Achilles tendinopathy (AT) is one of the most reported myotendinous pathologies due to overuse in the literature. In the general adult population, its incidence is 2.35 cases per 1,000 patients, with no difference between men and women. The international literature reports that up to 29% of patients fail with conservative treatment.

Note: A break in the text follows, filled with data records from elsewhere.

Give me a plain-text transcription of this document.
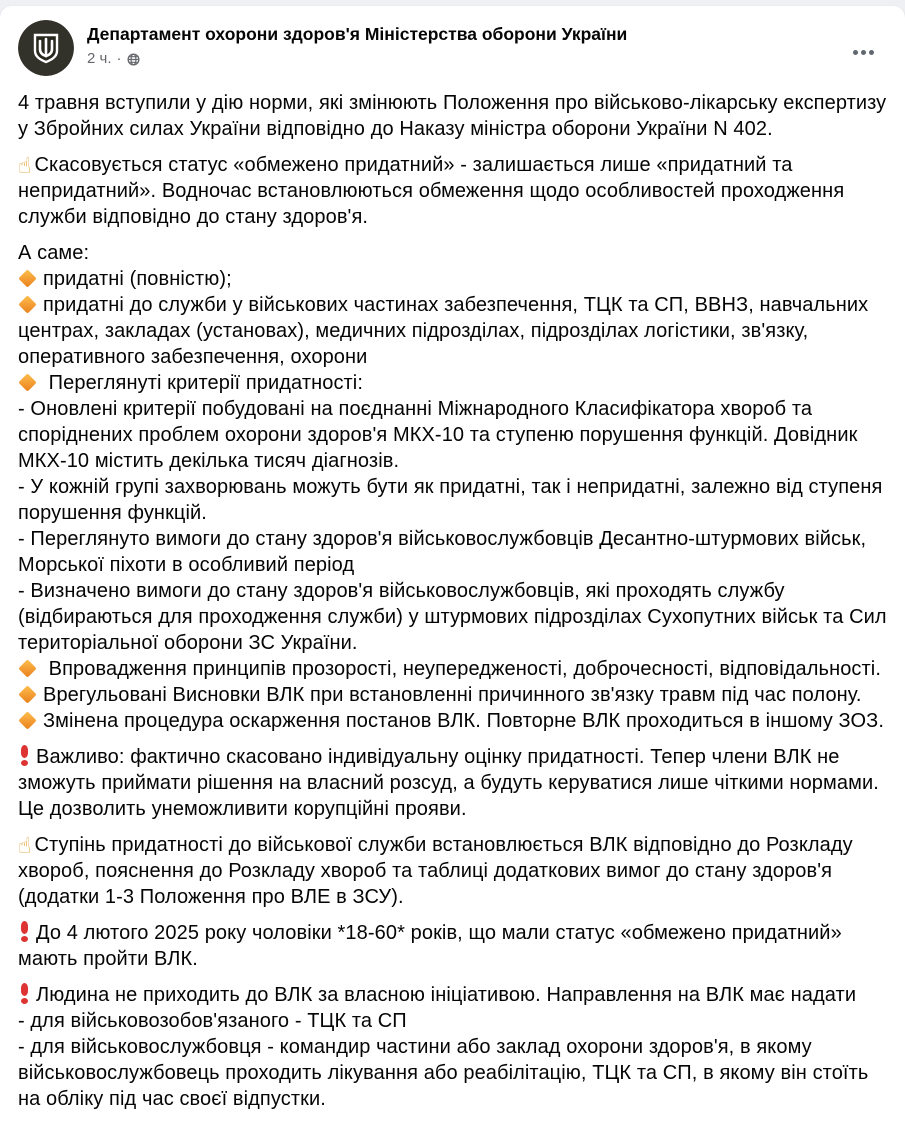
Департамент охорони здоров'я Міністерства оборони України
2 ч. ·
4 травня вступили у дію норми, які змінюють Положення про військово-лікарську експертизу у Збройних силах України відповідно до Наказу міністра оборони України N 402.
☝ Скасовується статус «обмежено придатний» - залишається лише «придатний та непридатний». Водночас встановлюються обмеження щодо особливостей проходження служби відповідно до стану здоров'я.
А саме:
придатні (повністю);
придатні до служби у військових частинах забезпечення, ТЦК та СП, ВВНЗ, навчальних центрах, закладах (установах), медичних підрозділах, підрозділах логістики, зв'язку, оперативного забезпечення, охорони
Переглянуті критерії придатності:
- Оновлені критерії побудовані на поєднанні Міжнародного Класифікатора хвороб та споріднених проблем охорони здоров'я МКХ-10 та ступеню порушення функцій. Довідник МКХ-10 містить декілька тисяч діагнозів.
- У кожній групі захворювань можуть бути як придатні, так і непридатні, залежно від ступеня порушення функцій.
- Переглянуто вимоги до стану здоров'я військовослужбовців Десантно-штурмових військ, Морської піхоти в особливий період
- Визначено вимоги до стану здоров'я військовослужбовців, які проходять службу (відбираються для проходження служби) у штурмових підрозділах Сухопутних військ та Сил територіальної оборони ЗС України.
Впровадження принципів прозорості, неупередженості, доброчесності, відповідальності.
Врегульовані Висновки ВЛК при встановленні причинного зв'язку травм під час полону.
Змінена процедура оскарження постанов ВЛК. Повторне ВЛК проходиться в іншому ЗОЗ.
Важливо: фактично скасовано індивідуальну оцінку придатності. Тепер члени ВЛК не зможуть приймати рішення на власний розсуд, а будуть керуватися лише чіткими нормами. Це дозволить унеможливити корупційні прояви.
☝ Ступінь придатності до військової служби встановлюється ВЛК відповідно до Розкладу хвороб, пояснення до Розкладу хвороб та таблиці додаткових вимог до стану здоров'я (додатки 1-3 Положення про ВЛЕ в ЗСУ).
До 4 лютого 2025 року чоловіки *18-60* років, що мали статус «обмежено придатний» мають пройти ВЛК.
Людина не приходить до ВЛК за власною ініціативою. Направлення на ВЛК має надати
- для військовозобов'язаного - ТЦК та СП
- для військовослужбовця - командир частини або заклад охорони здоров'я, в якому військовослужбовець проходить лікування або реабілітацію, ТЦК та СП, в якому він стоїть на обліку під час своєї відпустки.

Within physiotherapy, new alternatives for the treatment of tendinopathies arise, applying electric currents percutaneously, which from a mechanical effect associated to the use of a needle and an electric effect by the use of galvanic currents, generate a local inflammatory response; activation of the central nervous system and analgesia.

The aim of the research is to evaluate the efficacy of adding low intensity percutaneous electrolysis to the treatment with a high load eccentric exercise program based on the protocol of Silbernagel et al. in adults with Achilles tendinopathy to improve its functionality.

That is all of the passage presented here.